Recentrage sur les compétences humaines
À ses yeux, ce ne sont pas tant certains métiers qui vont disparaître que certains profils : « Ceux qui sont peu ouverts aux émotions, qui ont peu d’intérêt pour l’humain. L’équilibre gagnant, ce seront les gens capables d’utiliser la technologie et qui sauront développer leur réflexion, leur empathie, leurs qualités d’accompagnement. »
Peut-être est-ce là la véritable révolution de l’IA : le recentrage sur les compétences humaines, dites « transversales » ou « comportementales » – en d’autres mots, les soft skills. Cela concerne bien entendu l’enseignement : « On peut imaginer que la technologie réorganise l'enseignement autour de l'élève, ses forces et ses faiblesses. Dès lors, le métier de l’enseignant va évoluer.

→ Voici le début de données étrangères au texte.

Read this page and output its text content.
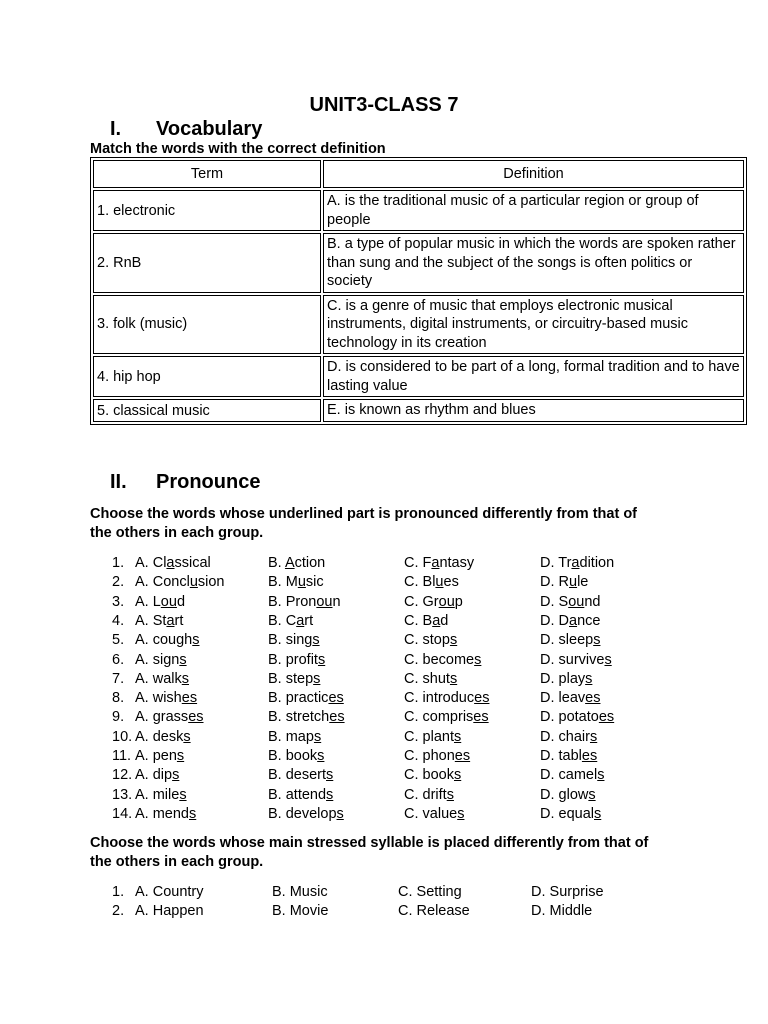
UNIT3-CLASS 7
I. Vocabulary
Match the words with the correct definition
Term	Definition
1. electronic	A. is the traditional music of a particular region or group of people
2. RnB	B. a type of popular music in which the words are spoken rather than sung and the subject of the songs is often politics or society
3. folk (music)	C. is a genre of music that employs electronic musical instruments, digital instruments, or circuitry-based music technology in its creation
4. hip hop	D. is considered to be part of a long, formal tradition and to have lasting value
5. classical music	E. is known as rhythm and blues
II. Pronounce
Choose the words whose underlined part is pronounced differently from that of
the others in each group.
1. A. Classical	B. Action	C. Fantasy	D. Tradition
2. A. Conclusion	B. Music	C. Blues	D. Rule
3. A. Loud	B. Pronoun	C. Group	D. Sound
4. A. Start	B. Cart	C. Bad	D. Dance
5. A. coughs	B. sings	C. stops	D. sleeps
6. A. signs	B. profits	C. becomes	D. survives
7. A. walks	B. steps	C. shuts	D. plays
8. A. wishes	B. practices	C. introduces	D. leaves
9. A. grasses	B. stretches	C. comprises	D. potatoes
10. A. desks	B. maps	C. plants	D. chairs
11. A. pens	B. books	C. phones	D. tables
12. A. dips	B. deserts	C. books	D. camels
13. A. miles	B. attends	C. drifts	D. glows
14. A. mends	B. develops	C. values	D. equals
Choose the words whose main stressed syllable is placed differently from that of
the others in each group.
1. A. Country	B. Music	C. Setting	D. Surprise
2. A. Happen	B. Movie	C. Release	D. Middle
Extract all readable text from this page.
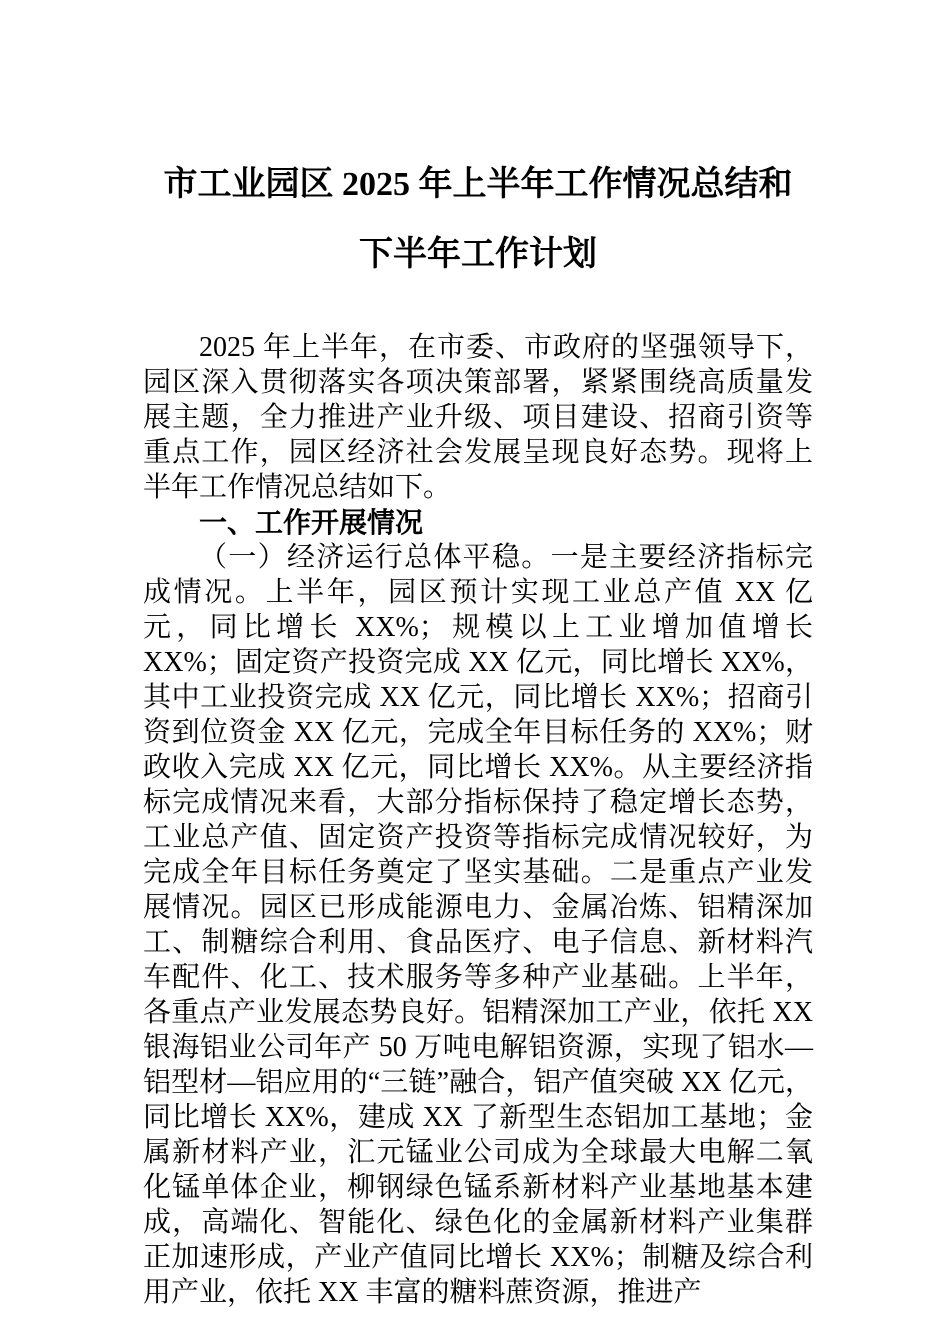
市工业园区 2025 年上半年工作情况总结和
下半年工作计划

2025 年上半年，在市委、市政府的坚强领导下，园区深入贯彻落实各项决策部署，紧紧围绕高质量发展主题，全力推进产业升级、项目建设、招商引资等重点工作，园区经济社会发展呈现良好态势。现将上半年工作情况总结如下。

一、工作开展情况

（一）经济运行总体平稳。一是主要经济指标完成情况。上半年，园区预计实现工业总产值 XX 亿元，同比增长 XX%；规模以上工业增加值增长 XX%；固定资产投资完成 XX 亿元，同比增长 XX%，其中工业投资完成 XX 亿元，同比增长 XX%；招商引资到位资金 XX 亿元，完成全年目标任务的 XX%；财政收入完成 XX 亿元，同比增长 XX%。从主要经济指标完成情况来看，大部分指标保持了稳定增长态势，工业总产值、固定资产投资等指标完成情况较好，为完成全年目标任务奠定了坚实基础。二是重点产业发展情况。园区已形成能源电力、金属冶炼、铝精深加工、制糖综合利用、食品医疗、电子信息、新材料汽车配件、化工、技术服务等多种产业基础。上半年，各重点产业发展态势良好。铝精深加工产业，依托 XX 银海铝业公司年产 50 万吨电解铝资源，实现了铝水—铝型材—铝应用的“三链”融合，铝产值突破 XX 亿元，同比增长 XX%，建成 XX 了新型生态铝加工基地；金属新材料产业，汇元锰业公司成为全球最大电解二氧化锰单体企业，柳钢绿色锰系新材料产业基地基本建成，高端化、智能化、绿色化的金属新材料产业集群正加速形成，产业产值同比增长 XX%；制糖及综合利用产业，依托 XX 丰富的糖料蔗资源，推进产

Ce ne sera sans doute plus ce métier de ‘sachant’ qui transmet l’information à des apprenants, mais il restera plus que jamais nécessaire pour faire en sorte que les gens travaillent ensemble, réfléchissent ensemble, confrontent leurs avis, argumentent... Parce qu’on ne pourra pas travailler en ayant seulement recours à ChatGPT. Tout le temps-machine qu'on va pouvoir économiser sur un certain nombre de tâches plutôt répétitives, on va pouvoir le dégager pour des tâches à valeur humaine. »
De quoi, selon François Barrault, se montrer optimiste.